First Minister Nicola Sturgeon's Scottish National Party (SNP) won 64 seats in Thursday's election, the final vote count result showed Saturday.
The vote count, which lasted for two days due to coronavirus precautions, showed that SNP has failed to reach the overall majority by a single seat in the 129-seat Parliament.
However, with the latest count coming in, a pro-independence majority in Holyrood is clear now with Greens also winning eight seats.
Sturgeon described the result as "extraordinary and historic."
She earlier pledged to go ahead with plans for a second independence referendum, dubbed indyref2, after her party won its fourth consecutive election.
She said Scottish voters gave the new Parliament a clear mandate by electing a pro-independence majority.
"Given the outcome of this election, there is simply no democratic justification whatsoever for Boris Johnson or anyone else seeking to block the right of the people of Scotland to choose our future," Sturgeon said.

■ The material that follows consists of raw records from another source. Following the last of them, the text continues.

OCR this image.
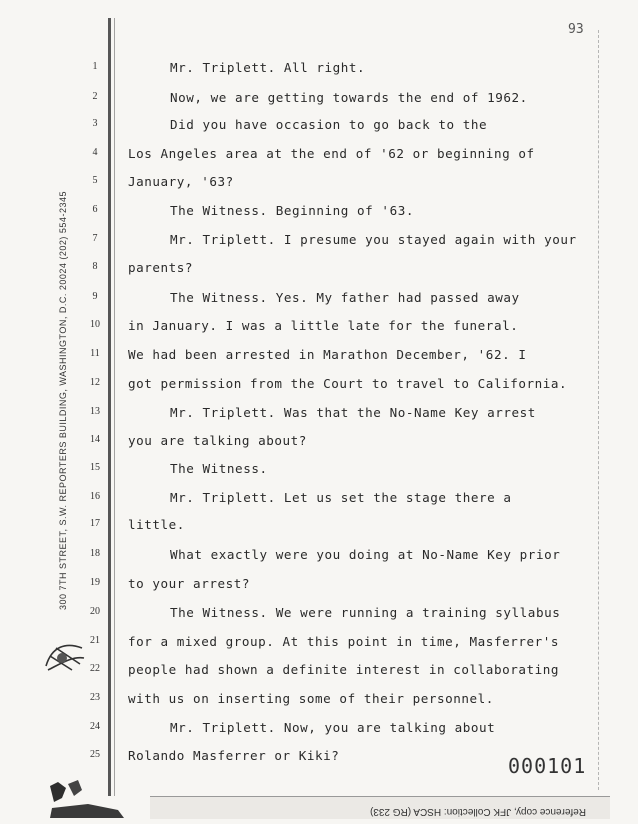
93
300 7TH STREET, S.W. REPORTERS BUILDING, WASHINGTON, D.C. 20024 (202) 554-2345
1
2
3
4
5
6
7
8
9
10
11
12
13
14
15
16
17
18
19
20
21
22
23
24
25
Mr. Triplett. All right.
Now, we are getting towards the end of 1962.
Did you have occasion to go back to the
Los Angeles area at the end of '62 or beginning of
January, '63?
The Witness. Beginning of '63.
Mr. Triplett. I presume you stayed again with your
parents?
The Witness. Yes. My father had passed away
in January. I was a little late for the funeral.
We had been arrested in Marathon December, '62. I
got permission from the Court to travel to California.
Mr. Triplett. Was that the No-Name Key arrest
you are talking about?
The Witness.
Mr. Triplett. Let us set the stage there a
little.
What exactly were you doing at No-Name Key prior
to your arrest?
The Witness. We were running a training syllabus
for a mixed group. At this point in time, Masferrer's
people had shown a definite interest in collaborating
with us on inserting some of their personnel.
Mr. Triplett. Now, you are talking about
Rolando Masferrer or Kiki?	000101
Reference copy, JFK Collection: HSCA (RG 233)
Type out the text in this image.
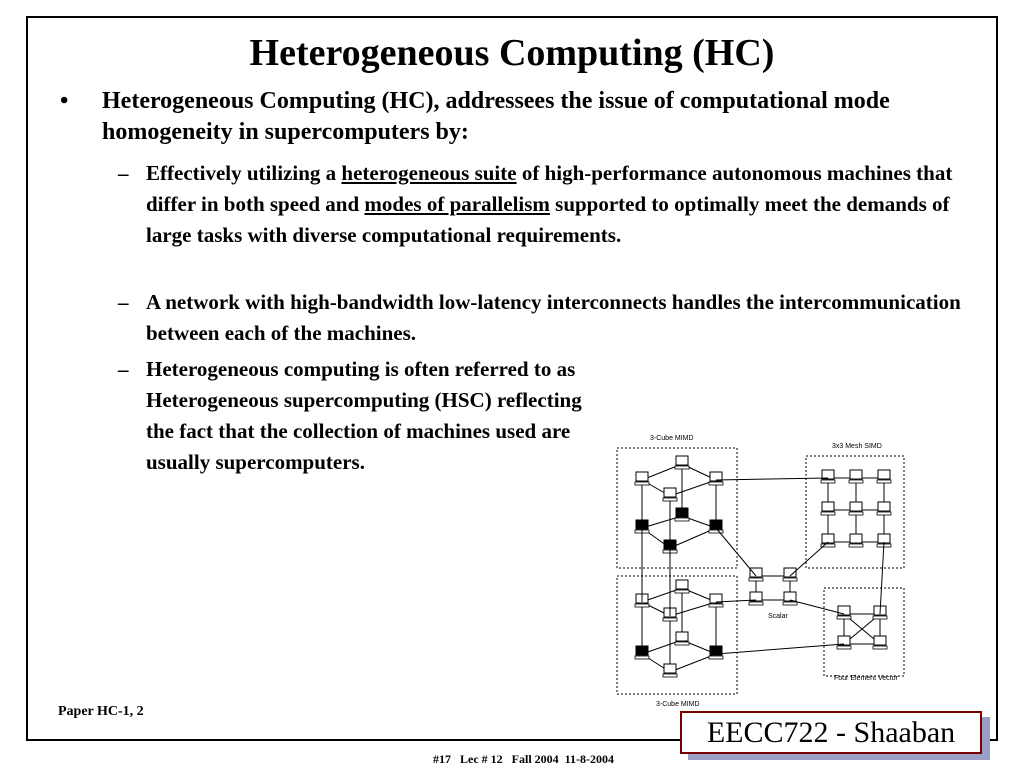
Heterogeneous Computing (HC)
•	Heterogeneous Computing (HC), addressees the issue of computational mode homogeneity in supercomputers by:
– Effectively utilizing a heterogeneous suite of high-performance autonomous machines that differ in both speed and modes of parallelism supported to optimally meet the demands of large tasks with diverse computational requirements.
– A network with high-bandwidth low-latency interconnects handles the intercommunication between each of the machines.
– Heterogeneous computing is often referred to as Heterogeneous supercomputing (HSC) reflecting the fact that the collection of machines used are usually supercomputers.
3-Cube MIMD
3x3 Mesh SIMD
Scalar
Four Element Vector
3-Cube MIMD
Paper HC-1, 2
EECC722 - Shaaban
#17   Lec # 12   Fall 2004  11-8-2004
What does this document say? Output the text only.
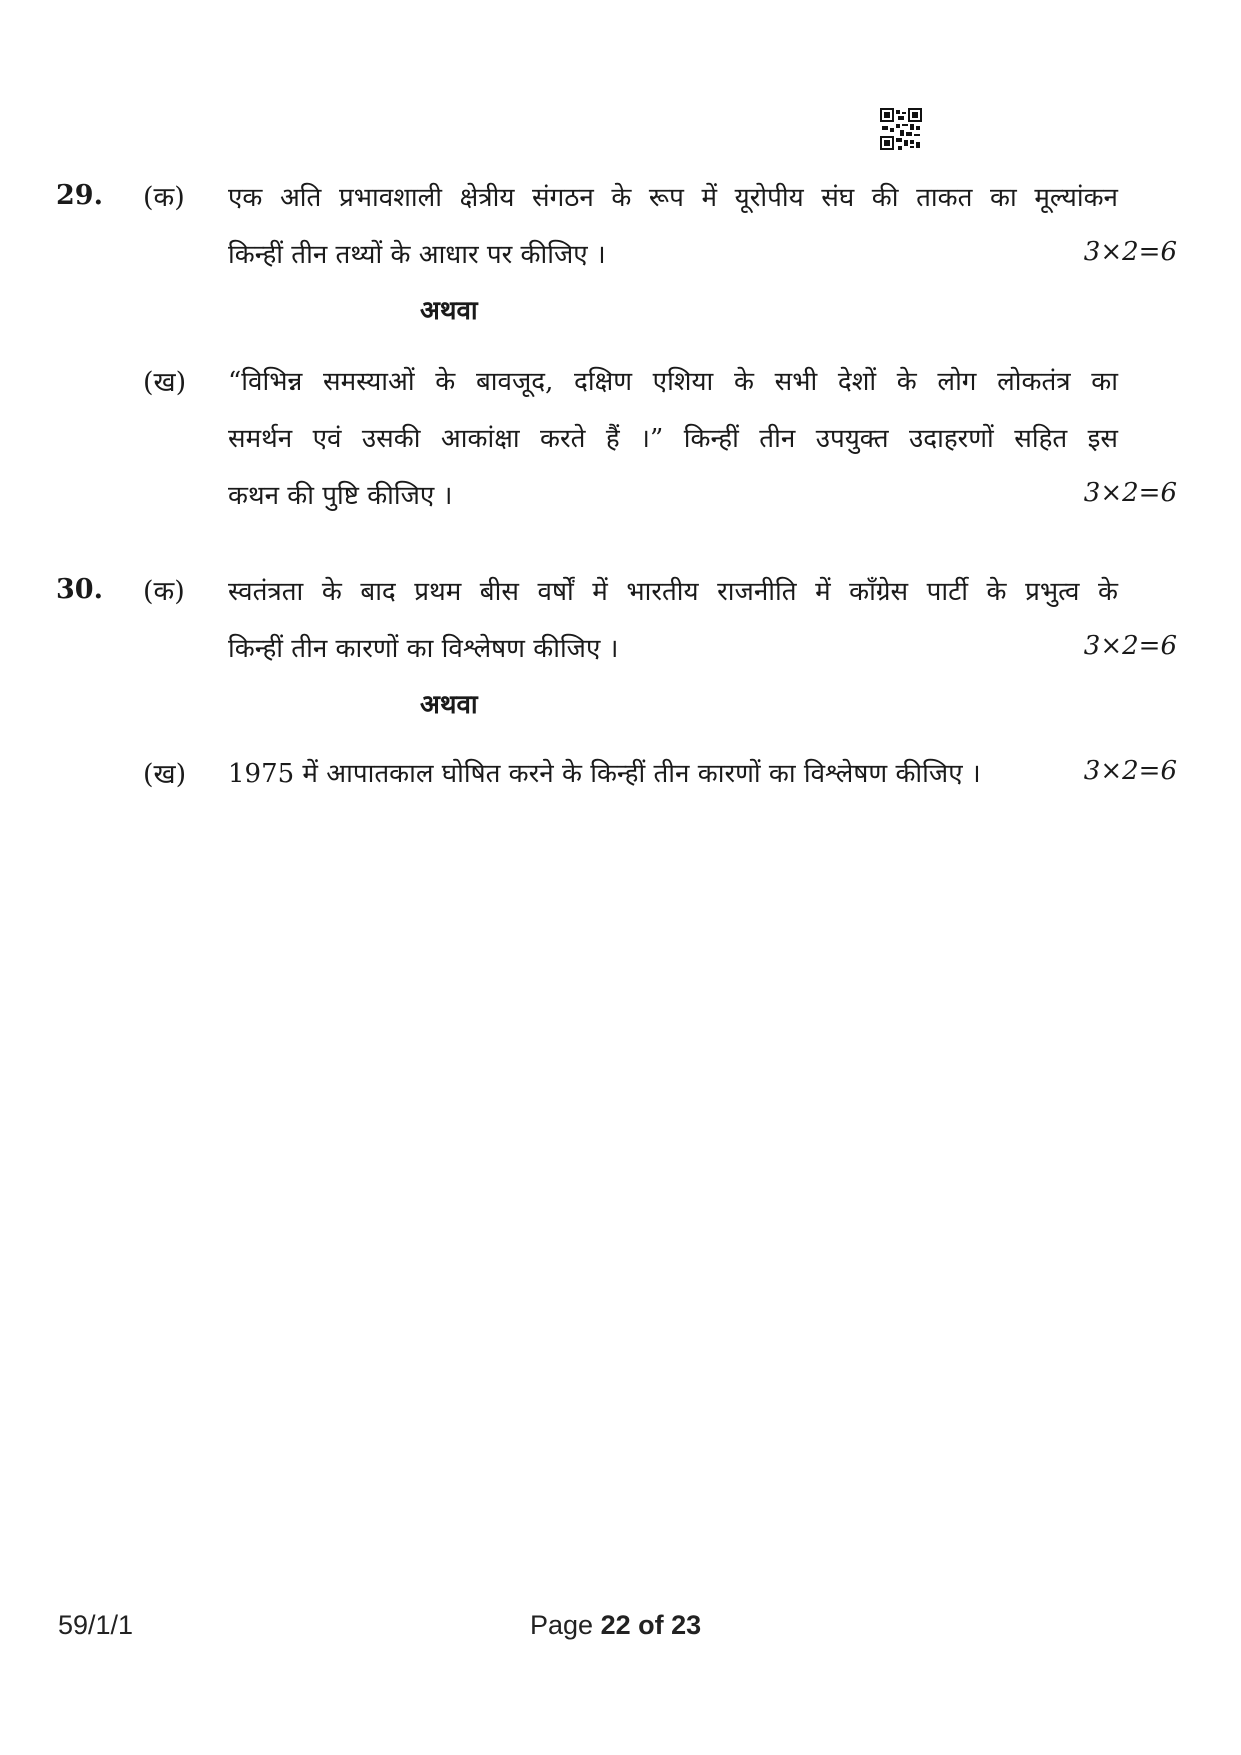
29. (क) एक अति प्रभावशाली क्षेत्रीय संगठन के रूप में यूरोपीय संघ की ताकत का मूल्यांकन
किन्हीं तीन तथ्यों के आधार पर कीजिए ।	3×2=6
अथवा
(ख) “विभिन्न समस्याओं के बावजूद, दक्षिण एशिया के सभी देशों के लोग लोकतंत्र का
समर्थन एवं उसकी आकांक्षा करते हैं ।” किन्हीं तीन उपयुक्त उदाहरणों सहित इस
कथन की पुष्टि कीजिए ।	3×2=6
30. (क) स्वतंत्रता के बाद प्रथम बीस वर्षों में भारतीय राजनीति में काँग्रेस पार्टी के प्रभुत्व के
किन्हीं तीन कारणों का विश्लेषण कीजिए ।	3×2=6
अथवा
(ख) 1975 में आपातकाल घोषित करने के किन्हीं तीन कारणों का विश्लेषण कीजिए ।	3×2=6
59/1/1	Page 22 of 23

"If the Tories make such an attempt it will demonstrate conclusively that the UK is not a partnership of equals and that-astonishingly-Westminster no longer sees the UK as a voluntary union of nations," she added.
"That in itself would be a most powerful argument for Scotland becoming an independent country."
Speaking to Channel 4 News, Sturgeon said her new government would legislate for the vote "and if Boris Johnson wants to stop that he would have to go to court."
Responding to remarks by Johnson that any attempt on the indyref2 would be blocked by the central UK government, Sturgeon said "if this was in almost any other democracy in the world it would be an absurd discussion."
"If people in Scotland vote for a pro-independence majority in the Scottish Parliament, no politician has got the right to stand in the way of that," she said.
"You will not succeed, the only people who can decide the future of Scotland are the Scottish people."
There is "no democratic justification" if London tries to block a second referendum on Scottish independence, Sturgeon said.
The new Parliament now has a pro-independence majority which would be enough to legislate a second referendum.
Johnson has constantly rejected the idea of a new referendum on Scottish independence, repeatedly saying that Scots made their choice in a 2014 referendum.
However, Sturgeon has argued that circumstances have changed with Brexit, and Scotland has been dragged from the EU against its will as 62% voted to remain part of the bloc in 2016.
Conservatives have won 31 seats, Labour 22, Greens 8, and Liberal Democrats secured 2 seats.